In The Timeless Way of Building, Christopher Alexander posits that his "quality without a name" (a combination of beauty, comfort, and vitality) can be achieved in architecture only through egoless design and construction. "[M]ass-developed houses," designs by "the more 'natural' architects, like Frank Lloyd Wright and Alvar Aalto," and "'funky' relaxed hippy-style architecture, with irregular redwood facades, and old-fashioned country style interiors" will not have this quality:

These places are not innocent, and cannot reach the quality without a name, because they are made with an outward glance. The people who make them make them the way they do because they are trying to convey something, some image, to the world outside. Even when they are made to seem natural, even their naturalness is calculated; it is in the end a pose.

In this country, this quality is most often found in simpler, more functional structures, like fruit stands, fishing boats, concrete yards, and steel mills:

...because the people who made them simply do not care what people think of them. I don't mean that they are defiant: people who defiantly don't care what people think of them, they still care at least enough to be defiant--and it is still a posture.

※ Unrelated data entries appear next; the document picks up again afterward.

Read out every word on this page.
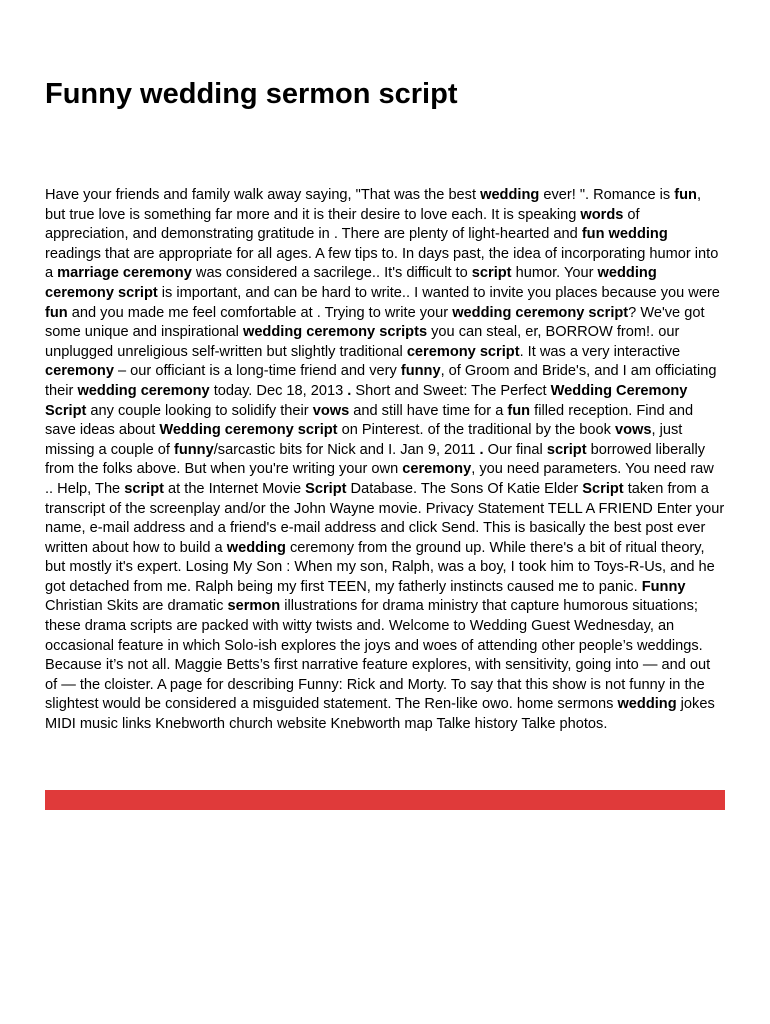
Funny wedding sermon script

Have your friends and family walk away saying, "That was the best wedding ever! ". Romance is fun, but true love is something far more and it is their desire to love each. It is speaking words of appreciation, and demonstrating gratitude in . There are plenty of light-hearted and fun wedding readings that are appropriate for all ages. A few tips to. In days past, the idea of incorporating humor into a marriage ceremony was considered a sacrilege.. It's difficult to script humor. Your wedding ceremony script is important, and can be hard to write.. I wanted to invite you places because you were fun and you made me feel comfortable at . Trying to write your wedding ceremony script? We've got some unique and inspirational wedding ceremony scripts you can steal, er, BORROW from!. our unplugged unreligious self-written but slightly traditional ceremony script. It was a very interactive ceremony – our officiant is a long-time friend and very funny, of Groom and Bride's, and I am officiating their wedding ceremony today. Dec 18, 2013 . Short and Sweet: The Perfect Wedding Ceremony Script any couple looking to solidify their vows and still have time for a fun filled reception. Find and save ideas about Wedding ceremony script on Pinterest. of the traditional by the book vows, just missing a couple of funny/sarcastic bits for Nick and I. Jan 9, 2011 . Our final script borrowed liberally from the folks above. But when you're writing your own ceremony, you need parameters. You need raw .. Help, The script at the Internet Movie Script Database. The Sons Of Katie Elder Script taken from a transcript of the screenplay and/or the John Wayne movie. Privacy Statement TELL A FRIEND Enter your name, e-mail address and a friend's e-mail address and click Send. This is basically the best post ever written about how to build a wedding ceremony from the ground up. While there's a bit of ritual theory, but mostly it's expert. Losing My Son : When my son, Ralph, was a boy, I took him to Toys-R-Us, and he got detached from me. Ralph being my first TEEN, my fatherly instincts caused me to panic. Funny Christian Skits are dramatic sermon illustrations for drama ministry that capture humorous situations; these drama scripts are packed with witty twists and. Welcome to Wedding Guest Wednesday, an occasional feature in which Solo-ish explores the joys and woes of attending other people’s weddings. Because it’s not all. Maggie Betts’s first narrative feature explores, with sensitivity, going into — and out of — the cloister. A page for describing Funny: Rick and Morty. To say that this show is not funny in the slightest would be considered a misguided statement. The Ren-like owo. home sermons wedding jokes MIDI music links Knebworth church website Knebworth map Talke history Talke photos.
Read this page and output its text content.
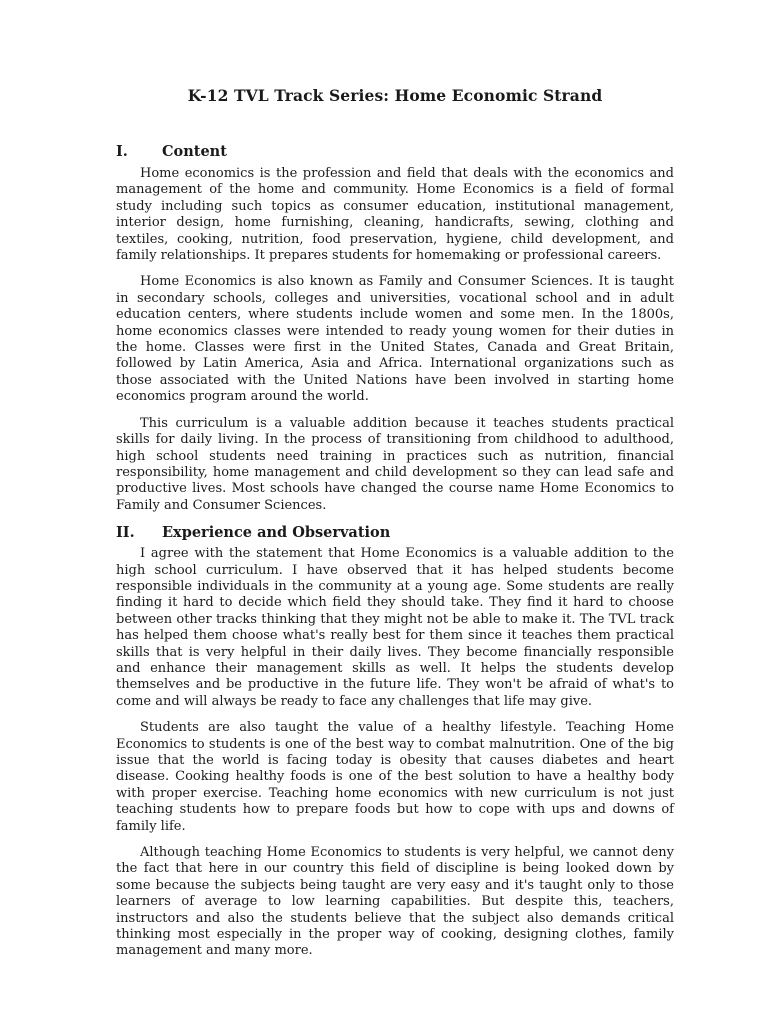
K-12 TVL Track Series: Home Economic Strand
I.	Content

Home economics is the profession and field that deals with the economics and management of the home and community. Home Economics is a field of formal study including such topics as consumer education, institutional management, interior design, home furnishing, cleaning, handicrafts, sewing, clothing and textiles, cooking, nutrition, food preservation, hygiene, child development, and family relationships. It prepares students for homemaking or professional careers.

Home Economics is also known as Family and Consumer Sciences. It is taught in secondary schools, colleges and universities, vocational school and in adult education centers, where students include women and some men. In the 1800s, home economics classes were intended to ready young women for their duties in the home. Classes were first in the United States, Canada and Great Britain, followed by Latin America, Asia and Africa. International organizations such as those associated with the United Nations have been involved in starting home economics program around the world.

This curriculum is a valuable addition because it teaches students practical skills for daily living. In the process of transitioning from childhood to adulthood, high school students need training in practices such as nutrition, financial responsibility, home management and child development so they can lead safe and productive lives. Most schools have changed the course name Home Economics to Family and Consumer Sciences.

II.	Experience and Observation

I agree with the statement that Home Economics is a valuable addition to the high school curriculum. I have observed that it has helped students become responsible individuals in the community at a young age. Some students are really finding it hard to decide which field they should take. They find it hard to choose between other tracks thinking that they might not be able to make it. The TVL track has helped them choose what's really best for them since it teaches them practical skills that is very helpful in their daily lives. They become financially responsible and enhance their management skills as well. It helps the students develop themselves and be productive in the future life. They won't be afraid of what's to come and will always be ready to face any challenges that life may give.

Students are also taught the value of a healthy lifestyle. Teaching Home Economics to students is one of the best way to combat malnutrition. One of the big issue that the world is facing today is obesity that causes diabetes and heart disease. Cooking healthy foods is one of the best solution to have a healthy body with proper exercise. Teaching home economics with new curriculum is not just teaching students how to prepare foods but how to cope with ups and downs of family life.

Although teaching Home Economics to students is very helpful, we cannot deny the fact that here in our country this field of discipline is being looked down by some because the subjects being taught are very easy and it's taught only to those learners of average to low learning capabilities. But despite this, teachers, instructors and also the students believe that the subject also demands critical thinking most especially in the proper way of cooking, designing clothes, family management and many more.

In The Nature of Order, a four-volume study, Alexander attempts to expand his ideas from the realm of architecture to cover beauty, art, science, and the rest of the universe, which might at first seem to be a bit of a stretch. But his explanation of the relationship between egolessness and beauty, comfort, and vitality suggests to me that he might be on to something. Dressing yourself, choosing your tools and shelter, and any number of other practical life decisions are an odd and ultimately shallow way to communicate with others, and decisions made in that way are far less likely to achieve their practical goals. Whatever can be said by dyeing your hair blue, smoking a cigar, or driving an SUV can't be very rich or interesting. Yet there's no practical reason for those decisions--they can't be understood as anything other than attempts at self-expression. It's when people seek to make a statement that their decisions are least likely to result in beauty, comfort, or vitality. Is there anything less attractive or more upsetting to your sense of peace than a woman trying to walk in stiletto heals?

And just as I believe that Alexander is basically right about the inverse relationship between ego and his quality without a name, I believe he's right about the positive relationship between timelessness and that quality. In this post-modern era, it seems that everyone speaks of the fickleness of fashion with a knowing laugh. Jokes about the rise and fall of hemlines go back to at least the middle of the last century. But you can't walk on 42nd Street without seeing people who still dutifully follow every trend without a trace of irony: men posing with cigars, young adults covered with tribal-style tattoos, girls with their bellies rolling over low-cut pants--I see each of those every day on my walk to and from the subway. In some cases, your reaction might be that whatever style is on display is no longer in fashion (because once everyone's aware that something is in fashion, it no longer is). My reaction is one of pity. These poor souls will someday look back at pictures of themselves and be horrified that they didn't dress now the way they will then--a process that will repeat itself every five years or so without any dawning of the insight that they've been through this before. They work to always be doing something new without realizing that they're merely doing the same thing over and over again.